Discussion
The kernel density estimation revealed notable changes in the spatial distribution of the elk over time. In 2001, the highest density of elk was in Beaver Meadows and Fish Creek (with a peak density estimated to be 2600 elk! This estimate is much higher than the ecosystem of the park can withstand. In 2006 the elk have their peak density located in Moraine Park. There is still some concentration of elk in Beaver Meadows but the number of elk per square kilometer is much lower in 2006 then in 2001. Fish Creek continues to have the highest density of elk within the town. 2011 shows a dramatic increase in the density of elk overall, with the spatial distribution of elk still dominated by the areas of Moraine Park and Fish Creek. It is notable that the elk are more widely dispersed in other areas of the town of Estes Park. This could be an artifact of the high abundance and elk searching for alternative food sources.
The extremely high abundance of elk during the 2010-2011 bio-year lead the National Park Service to cull the population. We did not calculate the density of elk during years since this culling, but a future analysis of this data will definitely include this component.
The results of the statistical analysis suggest that development does have a marginally statistically significant negative effect on elk. As the percent of development increases, there is a multiplicative decrease in the number of elk by 0.16. This is a dramatic effect. With the ever expanding population of the front range of Colorado, there may be increases in the permanent development of Estes Park. Knowing that development does negatively reduce the elk population size in certain areas could help city planners to limit urban expansion. Maintaining a high density of the human population within the city may help the elk population by conserving wild habitat.
In this analysis we considered development to be either present or absent. Wild elk generally dislike human presence and avoid conflict with people. This particular herd do not have any predators (such as wolves) besides humans, so their behavior towards people has been documented to be more tolerant (Thompson, 1998).

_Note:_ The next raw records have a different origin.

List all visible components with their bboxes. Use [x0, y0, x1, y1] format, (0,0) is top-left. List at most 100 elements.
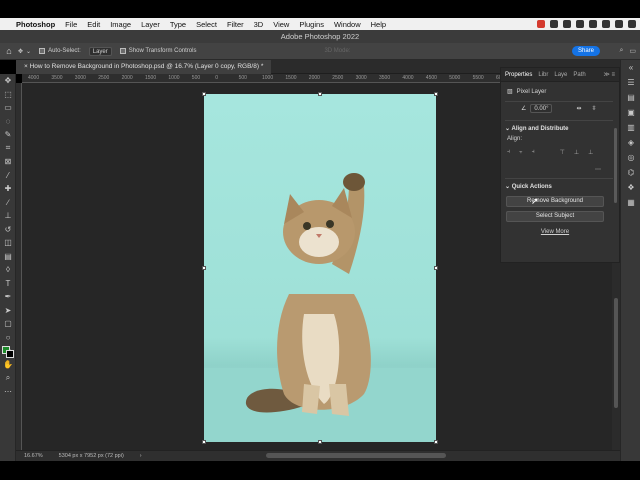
auto-select-option[interactable]: Auto-Select:	[39, 48, 81, 54]
scroll-thumb[interactable]	[614, 298, 618, 408]
artboard-tool-icon[interactable]: ⬚	[0, 88, 16, 102]
pen-tool-icon[interactable]: ✒	[0, 290, 16, 304]
remove-background-button[interactable]: Remove Background	[506, 196, 604, 207]
blur-tool-icon[interactable]: ◊	[0, 263, 16, 277]
move-tool-icon[interactable]: ✥	[0, 74, 16, 88]
panel-scrollbar[interactable]	[614, 128, 617, 203]
workspace-icon[interactable]: ▭	[629, 47, 636, 55]
menu-filter[interactable]: Filter	[227, 20, 244, 29]
transform-controls-option[interactable]: Show Transform Controls	[119, 48, 196, 54]
transform-handle[interactable]	[202, 266, 206, 270]
image-icon[interactable]: ▣	[621, 105, 640, 120]
menu-window[interactable]: Window	[334, 20, 361, 29]
zoom-tool-icon[interactable]: ⌕	[0, 371, 16, 385]
character-icon[interactable]: ▦	[621, 195, 640, 210]
rectangle-tool-icon[interactable]: ▢	[0, 317, 16, 331]
menu-image[interactable]: Image	[110, 20, 131, 29]
properties-icon[interactable]: ▥	[621, 120, 640, 135]
marquee-tool-icon[interactable]: ▭	[0, 101, 16, 115]
status-icon[interactable]	[563, 20, 571, 28]
quick-actions-header[interactable]: ⌄ Quick Actions	[505, 183, 552, 190]
auto-select-checkbox[interactable]	[39, 48, 46, 54]
gradient-tool-icon[interactable]: ▤	[0, 250, 16, 264]
align-bottom-icon[interactable]: ⊥	[588, 149, 593, 156]
lasso-tool-icon[interactable]: ◌	[0, 115, 16, 129]
zoom-level[interactable]: 16.67%	[24, 453, 43, 459]
healing-brush-tool-icon[interactable]: ✚	[0, 182, 16, 196]
angle-field[interactable]: 0.00°	[530, 104, 553, 113]
transform-handle[interactable]	[202, 92, 206, 96]
history-brush-tool-icon[interactable]: ↺	[0, 223, 16, 237]
chevron-right-icon[interactable]: ›	[140, 453, 142, 459]
align-middle-icon[interactable]: ⊥	[574, 149, 579, 156]
tab-properties[interactable]: Properties	[505, 72, 532, 78]
type-tool-icon[interactable]: T	[0, 277, 16, 291]
menu-layer[interactable]: Layer	[141, 20, 160, 29]
tab-libraries[interactable]: Libr	[538, 72, 548, 78]
frame-tool-icon[interactable]: ⊠	[0, 155, 16, 169]
document-size[interactable]: 5304 px x 7952 px (72 ppi)	[59, 453, 124, 459]
more-tools-icon[interactable]: ⋯	[0, 385, 16, 399]
paths-icon[interactable]: ⌬	[621, 165, 640, 180]
align-top-icon[interactable]: ⊤	[560, 149, 565, 156]
transform-controls-checkbox[interactable]	[119, 48, 126, 54]
recording-icon[interactable]	[537, 20, 545, 28]
more-align-options[interactable]: ⋯	[595, 166, 601, 173]
align-section-header[interactable]: ⌄ Align and Distribute	[505, 125, 568, 132]
align-center-h-icon[interactable]: ⫟	[519, 149, 523, 156]
panel-menu-icon[interactable]: ≫ ≡	[604, 71, 615, 78]
menu-3d[interactable]: 3D	[254, 20, 264, 29]
flip-vertical-icon[interactable]: ⇳	[592, 105, 597, 112]
flip-horizontal-icon[interactable]: ⇹	[576, 105, 581, 112]
menu-edit[interactable]: Edit	[87, 20, 100, 29]
status-icon[interactable]	[615, 20, 623, 28]
status-icon[interactable]	[550, 20, 558, 28]
transform-handle[interactable]	[202, 440, 206, 444]
menu-help[interactable]: Help	[371, 20, 386, 29]
auto-select-dropdown[interactable]: Layer	[88, 46, 112, 56]
home-icon[interactable]: ⌂	[0, 46, 18, 56]
adjustments-icon[interactable]: ☰	[621, 75, 640, 90]
transform-handle[interactable]	[318, 440, 322, 444]
ellipse-tool-icon[interactable]: ○	[0, 331, 16, 345]
brush-tool-icon[interactable]: ∕	[0, 196, 16, 210]
channels-icon[interactable]: ◎	[621, 150, 640, 165]
menu-select[interactable]: Select	[196, 20, 217, 29]
stamp-tool-icon[interactable]: ⊥	[0, 209, 16, 223]
tab-layers[interactable]: Laye	[554, 72, 567, 78]
transform-handle[interactable]	[434, 266, 438, 270]
status-icon[interactable]	[628, 20, 636, 28]
hand-tool-icon[interactable]: ✋	[0, 358, 16, 372]
menu-file[interactable]: File	[65, 20, 77, 29]
auto-select-value[interactable]: Layer	[88, 46, 112, 56]
eraser-tool-icon[interactable]: ◫	[0, 236, 16, 250]
tab-document[interactable]: × How to Remove Background in Photoshop.…	[16, 60, 272, 74]
background-color-swatch[interactable]	[6, 350, 14, 358]
path-select-tool-icon[interactable]: ➤	[0, 304, 16, 318]
menu-app-name[interactable]: Photoshop	[16, 20, 55, 29]
document-icon[interactable]: ▤	[621, 90, 640, 105]
eyedropper-tool-icon[interactable]: ⁄	[0, 169, 16, 183]
transform-handle[interactable]	[434, 440, 438, 444]
menu-view[interactable]: View	[273, 20, 289, 29]
align-right-icon[interactable]: ⫞	[532, 149, 535, 156]
document-image[interactable]	[204, 94, 436, 442]
status-icon[interactable]	[576, 20, 584, 28]
layers-icon[interactable]: ◈	[621, 135, 640, 150]
align-left-icon[interactable]: ⫞	[507, 149, 510, 156]
collapse-icon[interactable]: «	[621, 60, 640, 75]
select-subject-button[interactable]: Select Subject	[506, 211, 604, 222]
view-more-link[interactable]: View More	[501, 229, 609, 235]
quick-select-tool-icon[interactable]: ✎	[0, 128, 16, 142]
transform-handle[interactable]	[318, 92, 322, 96]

There are even cases when elk are attracted by human development, particularly when it is beneficial for elk browsing. For example, elk in this region have been observed to browse alfalfa fields along the front-range. They also are frequently observed to aggregate on the well-kept and watered golf course in Estes Park (located in the Fish Creek transect area). Further analysis could assess the influence of different kinds of development on the population size of elk and may reveal that more open agricultural development could actually increase the density.
There are several notable problems with the statistical analysis. First, the data were summarized over each of the years by taking the maximum elk count for each transect. By doing this data reduction, we were able to join the data more simply within ArcGIS with the development and transect data. However, taking this step was throwing out useful data. There would be more power for fitting the generalized linear mixed model if we did not reduce the data because we do actually have repeated measures within years and within transects. Reconstructing the data in excel is the obvious next step for this analysis.
A second issue with the statistical model is that all of the development, including the exclosures were lumped into a single year. A better approach would be to obtain development data at a finer time scale so that the effects of the exclosures that have been continuously built between 2008 through the present time would be examined. Additionally, we do have elk count data for years in which we do not have development data.
Another adjustment to this analysis that could help to properly infer the density estimation would be to use data in continuous space rather than in discrete space. We used the discrete space because the data we currently have access to were recorded in that way. We know there are specific location data available during elk counts from both aerial surveys and from ground counters. Once we obtain that data, a kernal density estimation procedure may be more accurate.
In conclusion, this analysis revealed support for the notion that development negatively impacts the abundance elk and influences the spatial distribution. Ungulate management on a national scale is a major issue for many wildlife areas which border urban and suburban development. Conflicts between ungulates and people are likely to increase as human development increase. The impact of development due to effects of habitat reduction and fragmentation are well known in many ecosystems and are no exception here (Vitousek, 1997).